David Brudney, ISHC, president of Brudney & Associates, a hotel-consulting firm in Rancho Palos Verdes, Calif., has a slightly different take.

"The problem isn’t which company has the more onerous or less onerous contract," Brudney said. "And in my mind, it makes no significant difference whether a hotel is owned or managed and branded by a hotel company. What is important for a meeting planner to investigate is this: One, how much group business does that hotel do? That’s not easy to find out, but if a hotel does 50 percent of its business in meetings, it’s going to be a lot easier to deal with than a hotel that does, say, 20 percent. The second thing is this: What’s the hotel’s credibility and reputation among planners? Both MPI and ASAE keep data bases where planners can read confidential critiques of planners’ experiences with properties they’ve done business with."

Brudney also said that there is a movement among hotel companies to start adopting what he calls "bulletproof" contracts, and that it behooves planners to make sure their meeting contracts are scrutinized by legal counsel.

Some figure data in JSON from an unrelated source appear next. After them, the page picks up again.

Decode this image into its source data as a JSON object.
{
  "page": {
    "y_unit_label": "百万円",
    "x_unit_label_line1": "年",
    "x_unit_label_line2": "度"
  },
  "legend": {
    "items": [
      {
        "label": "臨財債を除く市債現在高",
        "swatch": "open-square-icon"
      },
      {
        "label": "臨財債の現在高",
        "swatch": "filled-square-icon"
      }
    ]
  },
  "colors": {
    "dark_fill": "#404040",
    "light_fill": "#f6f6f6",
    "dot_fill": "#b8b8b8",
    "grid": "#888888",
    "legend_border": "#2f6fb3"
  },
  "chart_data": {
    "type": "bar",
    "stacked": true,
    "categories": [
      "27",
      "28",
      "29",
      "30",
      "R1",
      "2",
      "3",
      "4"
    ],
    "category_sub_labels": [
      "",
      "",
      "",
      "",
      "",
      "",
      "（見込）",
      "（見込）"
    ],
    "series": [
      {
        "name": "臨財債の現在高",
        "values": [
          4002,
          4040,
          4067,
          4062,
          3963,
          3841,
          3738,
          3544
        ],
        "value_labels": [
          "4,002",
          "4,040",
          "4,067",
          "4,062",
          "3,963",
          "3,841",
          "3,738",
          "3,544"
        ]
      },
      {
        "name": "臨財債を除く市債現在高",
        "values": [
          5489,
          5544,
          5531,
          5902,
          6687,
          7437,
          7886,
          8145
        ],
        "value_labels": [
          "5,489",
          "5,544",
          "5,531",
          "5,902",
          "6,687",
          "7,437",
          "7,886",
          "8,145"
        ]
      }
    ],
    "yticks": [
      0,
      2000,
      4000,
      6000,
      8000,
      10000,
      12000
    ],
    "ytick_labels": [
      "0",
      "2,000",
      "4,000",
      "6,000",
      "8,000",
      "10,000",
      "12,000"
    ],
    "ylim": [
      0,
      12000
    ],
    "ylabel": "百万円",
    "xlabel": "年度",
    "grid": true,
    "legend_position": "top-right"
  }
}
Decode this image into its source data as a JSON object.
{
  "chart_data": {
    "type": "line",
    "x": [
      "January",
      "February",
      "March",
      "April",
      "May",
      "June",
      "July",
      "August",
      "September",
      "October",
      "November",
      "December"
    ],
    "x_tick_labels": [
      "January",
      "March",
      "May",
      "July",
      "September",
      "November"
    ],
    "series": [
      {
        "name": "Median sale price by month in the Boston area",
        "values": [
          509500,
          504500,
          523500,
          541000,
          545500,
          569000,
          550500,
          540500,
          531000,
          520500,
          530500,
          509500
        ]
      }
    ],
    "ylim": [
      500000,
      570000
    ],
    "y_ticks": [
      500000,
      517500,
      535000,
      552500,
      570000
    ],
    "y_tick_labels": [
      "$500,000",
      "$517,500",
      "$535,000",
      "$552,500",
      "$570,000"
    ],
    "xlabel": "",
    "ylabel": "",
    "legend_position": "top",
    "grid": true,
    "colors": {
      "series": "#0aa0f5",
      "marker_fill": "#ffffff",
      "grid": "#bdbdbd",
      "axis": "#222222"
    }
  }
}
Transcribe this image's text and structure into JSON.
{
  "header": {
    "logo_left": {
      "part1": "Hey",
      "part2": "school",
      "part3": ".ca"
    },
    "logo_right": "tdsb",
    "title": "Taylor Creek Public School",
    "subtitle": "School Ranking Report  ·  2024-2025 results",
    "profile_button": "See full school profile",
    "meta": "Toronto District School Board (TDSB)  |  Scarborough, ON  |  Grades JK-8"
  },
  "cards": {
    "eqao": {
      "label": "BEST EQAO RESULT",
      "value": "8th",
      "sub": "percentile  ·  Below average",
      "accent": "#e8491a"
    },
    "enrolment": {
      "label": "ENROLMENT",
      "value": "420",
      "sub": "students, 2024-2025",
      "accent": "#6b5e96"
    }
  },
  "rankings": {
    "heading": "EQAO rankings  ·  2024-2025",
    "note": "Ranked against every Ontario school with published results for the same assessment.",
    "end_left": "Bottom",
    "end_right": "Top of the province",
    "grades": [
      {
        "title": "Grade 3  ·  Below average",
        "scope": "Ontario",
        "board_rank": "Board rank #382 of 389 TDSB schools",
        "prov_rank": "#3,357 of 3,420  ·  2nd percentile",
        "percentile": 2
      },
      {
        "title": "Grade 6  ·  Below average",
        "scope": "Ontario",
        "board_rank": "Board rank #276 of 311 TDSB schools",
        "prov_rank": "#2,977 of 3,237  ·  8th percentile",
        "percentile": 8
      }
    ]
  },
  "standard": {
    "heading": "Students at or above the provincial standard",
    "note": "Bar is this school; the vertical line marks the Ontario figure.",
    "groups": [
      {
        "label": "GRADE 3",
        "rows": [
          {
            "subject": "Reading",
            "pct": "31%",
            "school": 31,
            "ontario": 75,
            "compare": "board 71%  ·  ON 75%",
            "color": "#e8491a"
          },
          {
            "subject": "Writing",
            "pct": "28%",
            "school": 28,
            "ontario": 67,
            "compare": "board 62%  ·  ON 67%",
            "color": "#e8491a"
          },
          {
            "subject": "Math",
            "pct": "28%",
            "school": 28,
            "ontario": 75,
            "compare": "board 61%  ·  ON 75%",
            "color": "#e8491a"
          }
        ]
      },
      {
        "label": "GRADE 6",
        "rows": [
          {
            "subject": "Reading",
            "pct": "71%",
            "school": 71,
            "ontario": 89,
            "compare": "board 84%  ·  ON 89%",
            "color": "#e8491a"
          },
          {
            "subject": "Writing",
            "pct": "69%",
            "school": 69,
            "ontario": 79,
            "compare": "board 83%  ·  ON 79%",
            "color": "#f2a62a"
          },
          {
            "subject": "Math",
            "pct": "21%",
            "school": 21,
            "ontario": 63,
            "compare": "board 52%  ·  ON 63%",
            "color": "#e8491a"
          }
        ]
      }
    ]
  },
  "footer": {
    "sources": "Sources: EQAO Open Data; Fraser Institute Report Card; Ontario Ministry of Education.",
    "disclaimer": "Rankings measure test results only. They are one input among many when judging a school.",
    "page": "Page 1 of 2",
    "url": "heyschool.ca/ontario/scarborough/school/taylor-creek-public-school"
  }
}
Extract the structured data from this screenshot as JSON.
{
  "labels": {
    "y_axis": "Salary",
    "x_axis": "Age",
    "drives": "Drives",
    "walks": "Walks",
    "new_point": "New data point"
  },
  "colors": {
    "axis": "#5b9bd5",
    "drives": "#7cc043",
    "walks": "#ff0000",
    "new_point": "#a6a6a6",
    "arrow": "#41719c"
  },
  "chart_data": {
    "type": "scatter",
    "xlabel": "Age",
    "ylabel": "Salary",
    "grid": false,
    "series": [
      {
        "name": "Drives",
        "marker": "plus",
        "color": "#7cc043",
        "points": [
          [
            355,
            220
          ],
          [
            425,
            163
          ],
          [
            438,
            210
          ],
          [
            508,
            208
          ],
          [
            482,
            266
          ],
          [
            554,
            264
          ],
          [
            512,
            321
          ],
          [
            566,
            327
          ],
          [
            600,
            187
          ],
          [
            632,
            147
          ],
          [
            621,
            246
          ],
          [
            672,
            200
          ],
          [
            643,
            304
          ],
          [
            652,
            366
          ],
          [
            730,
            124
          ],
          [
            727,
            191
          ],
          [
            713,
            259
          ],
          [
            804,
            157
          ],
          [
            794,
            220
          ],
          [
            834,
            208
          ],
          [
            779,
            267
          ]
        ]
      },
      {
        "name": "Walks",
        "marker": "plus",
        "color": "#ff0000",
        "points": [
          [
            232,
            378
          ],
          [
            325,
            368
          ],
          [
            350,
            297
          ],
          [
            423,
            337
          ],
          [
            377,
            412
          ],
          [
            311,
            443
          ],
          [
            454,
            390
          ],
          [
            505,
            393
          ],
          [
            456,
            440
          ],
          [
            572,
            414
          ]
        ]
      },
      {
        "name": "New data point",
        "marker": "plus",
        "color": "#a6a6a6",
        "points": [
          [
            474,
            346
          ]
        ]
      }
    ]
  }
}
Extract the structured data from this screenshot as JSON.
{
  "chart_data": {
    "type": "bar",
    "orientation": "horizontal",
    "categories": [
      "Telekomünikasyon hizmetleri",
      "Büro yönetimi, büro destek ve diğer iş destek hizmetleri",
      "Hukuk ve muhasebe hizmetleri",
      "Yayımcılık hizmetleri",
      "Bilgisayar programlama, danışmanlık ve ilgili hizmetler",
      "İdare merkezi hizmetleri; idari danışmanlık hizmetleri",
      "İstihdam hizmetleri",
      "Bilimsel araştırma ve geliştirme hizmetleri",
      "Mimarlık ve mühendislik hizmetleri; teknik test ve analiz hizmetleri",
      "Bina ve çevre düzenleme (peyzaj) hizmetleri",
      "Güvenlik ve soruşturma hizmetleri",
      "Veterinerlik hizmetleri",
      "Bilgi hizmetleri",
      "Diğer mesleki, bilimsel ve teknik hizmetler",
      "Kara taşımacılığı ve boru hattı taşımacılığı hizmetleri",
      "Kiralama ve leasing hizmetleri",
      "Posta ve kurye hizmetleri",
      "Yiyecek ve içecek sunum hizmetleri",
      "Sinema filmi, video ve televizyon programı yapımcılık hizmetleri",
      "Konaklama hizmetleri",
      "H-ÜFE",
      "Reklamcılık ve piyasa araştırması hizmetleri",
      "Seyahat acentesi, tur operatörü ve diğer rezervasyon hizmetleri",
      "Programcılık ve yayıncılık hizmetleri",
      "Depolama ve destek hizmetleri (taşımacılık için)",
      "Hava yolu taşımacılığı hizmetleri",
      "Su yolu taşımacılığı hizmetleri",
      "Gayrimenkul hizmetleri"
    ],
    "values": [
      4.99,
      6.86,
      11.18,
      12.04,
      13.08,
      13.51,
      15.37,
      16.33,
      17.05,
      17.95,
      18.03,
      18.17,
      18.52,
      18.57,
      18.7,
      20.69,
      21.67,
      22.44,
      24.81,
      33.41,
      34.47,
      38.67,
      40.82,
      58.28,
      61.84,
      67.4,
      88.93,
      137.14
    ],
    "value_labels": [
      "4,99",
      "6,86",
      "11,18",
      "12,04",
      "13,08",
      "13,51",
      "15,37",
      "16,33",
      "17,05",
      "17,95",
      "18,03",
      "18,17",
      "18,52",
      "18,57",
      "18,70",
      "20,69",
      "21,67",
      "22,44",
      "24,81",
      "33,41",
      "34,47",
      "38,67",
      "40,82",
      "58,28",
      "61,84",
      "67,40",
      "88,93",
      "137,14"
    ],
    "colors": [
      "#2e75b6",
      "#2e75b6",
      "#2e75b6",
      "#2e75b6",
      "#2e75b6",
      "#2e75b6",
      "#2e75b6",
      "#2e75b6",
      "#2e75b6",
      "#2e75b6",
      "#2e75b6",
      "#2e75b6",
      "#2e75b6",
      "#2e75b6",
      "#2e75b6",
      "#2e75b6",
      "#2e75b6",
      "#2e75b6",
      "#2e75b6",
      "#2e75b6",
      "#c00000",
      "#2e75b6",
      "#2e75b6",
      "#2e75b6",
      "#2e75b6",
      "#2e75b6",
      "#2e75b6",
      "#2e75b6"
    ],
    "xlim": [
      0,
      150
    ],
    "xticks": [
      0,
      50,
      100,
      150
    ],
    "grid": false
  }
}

"There are still a lot of meeting planners that don’t have their attorneys read contracts that could turn out to be onerous," Brudney said. "Within the past five years, there’s been a paradigm shift in how contracts are written and the enforcement of them. Not so long ago, hotel companies were often soft on penalties, saying, ‘It’s OK, let’s not offend such-and-such a company or we’ll risk losing our relationship and our business with them.’ Now, with all the hotel-company mergers and acquisitions, chains have decided to come down hard on cancellation and attrition penalties. They’re not as civil as they used to be because they’re serving not only their customers as masters, but their shareholders and investors. They’re more focused on the bottom line than ever."